I blame the cooking shows.
Five hours into a marathon of watching slicing and dicing madness, Mom confidently announced that she would cook Mother’s Day lunch for Grandma. My brother Mark and I exchanged worried glances. Our regular family meals had the complexity of ensuring that the hot dog made it into the bun, but Mom seemed unconcerned even when some of her new recipes required small appliances and gadgets we couldn’t pronounce and certainly did not own.
The morning of the lunch, as she was confronted with piles of ingredients that would somehow need to be pieced together to solve the lunch puzzle, doubts started to surface. She bought herself an extra hour by skipping church, but in the end used the time carelessly to stab mercilessly at root vegetables while regretting her decision.
When Grandma arrived, Mom was too busy cursing at the blender to answer the door. I took matters into my hands and greeted Grandma with a gin highball. As she slunk onto a chair and reminisced endlessly about her days at the speakeasy, I started to feel hopeful. By the time we sat to eat I had secretly freshened up her drink two additional times, but unknown to me, so did my brother. When she started calling me Dizzy and humming jazz music, I started to get worried.
Mom had, by this time, broken into a bad case of hives. Her pink scoop neckline clashed with the red blotches now taking over her neck and edging upward. As she plated the undercooked soupy casseroles with the overcooked turkey, she worried that Grandma would notice the water spots on the flatware. She worried that there would be stray hair in someone’s food. She worried that a random meteorite would fall from the sky as we sat to eat. She worried.
I decided to send Mom a bit of encouragement. “You did a really great job with everything.” I said and then with a glance, I tossed the compliment baton over to my brother who jumped in seamlessly. He added his praise and Grandma muttered something with an appreciative nod between sips of her drink.
The skin on mom’s chest was changing back to the shade of silly putty when Dad added, “I like what you tried here with the potato salad.”
The word “tried” buzzed around the room like an unwelcome insect. Mom had invested too much energy into this meal to let that word slip by unnoticed. Her spirit, a bright helium balloon at the start of the day, was now a deflated puddle of rubber. Dad started his back paddle.
“What I meant was - ,” he said. I nodded my head, disappointed with his weak opening. Mark stared blankly into his cranberry sauce waiting for the argument to commence. Since the rift had more to do with Mom’s frazzled nerves than what Dad had actually said, we knew he didn’t stand a chance. I winced throughout the blowout while poking my mashed potatoes pretending to be on a miniature archeological dig. Mom unloaded all of her pent up stress until, with slow choking sobs, she finally succumbed to her exhaustion. Dad, still apologizing and whispering praise in her ear, carried her to the sectional and laid her down perpendicular to his mother now passed out on the other side of the couch. Their heads shared the tiny throw pillow with Elvis hand-embroidered onto it; his face frozen in a perpetual grin.
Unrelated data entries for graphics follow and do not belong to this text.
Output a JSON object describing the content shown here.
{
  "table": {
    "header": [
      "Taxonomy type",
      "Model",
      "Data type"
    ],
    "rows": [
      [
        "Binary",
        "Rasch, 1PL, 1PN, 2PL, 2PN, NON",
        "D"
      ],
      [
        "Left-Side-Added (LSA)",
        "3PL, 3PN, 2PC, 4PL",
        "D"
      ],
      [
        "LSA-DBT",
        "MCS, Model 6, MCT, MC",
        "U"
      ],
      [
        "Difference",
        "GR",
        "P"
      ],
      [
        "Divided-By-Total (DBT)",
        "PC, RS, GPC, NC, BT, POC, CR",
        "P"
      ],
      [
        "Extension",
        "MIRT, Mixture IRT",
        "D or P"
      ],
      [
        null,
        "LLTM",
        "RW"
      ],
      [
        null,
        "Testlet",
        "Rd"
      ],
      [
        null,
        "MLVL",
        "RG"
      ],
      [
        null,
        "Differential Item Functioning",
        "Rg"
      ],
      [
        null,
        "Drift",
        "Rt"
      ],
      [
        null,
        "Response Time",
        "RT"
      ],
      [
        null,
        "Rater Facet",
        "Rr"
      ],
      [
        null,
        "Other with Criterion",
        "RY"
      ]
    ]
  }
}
If Mom succeeded in one thing it was getting Mark and I to do the dishes in our first act of mutual cooperation as brother and sister. We cleared the table and stowed away the leftovers as dutifully as Trappist monks.
On her waking, Mom looked from the clean kitchen to Grandma drooling on Elvis and allowed the events of the morning to slowly unfold in her mind. With a deep sigh and meek voice she admitted to enjoying the first nap she could remember since before the two of us were born. Grandma woke up soon after announcing that she had a great time. She could remember nothing after entering our front door.
Mom has already started to plan for Father’s Day. We still plan to have Grandma over, but we will start the day with an unhurried trip to church, then headed home to a delicious catered meal.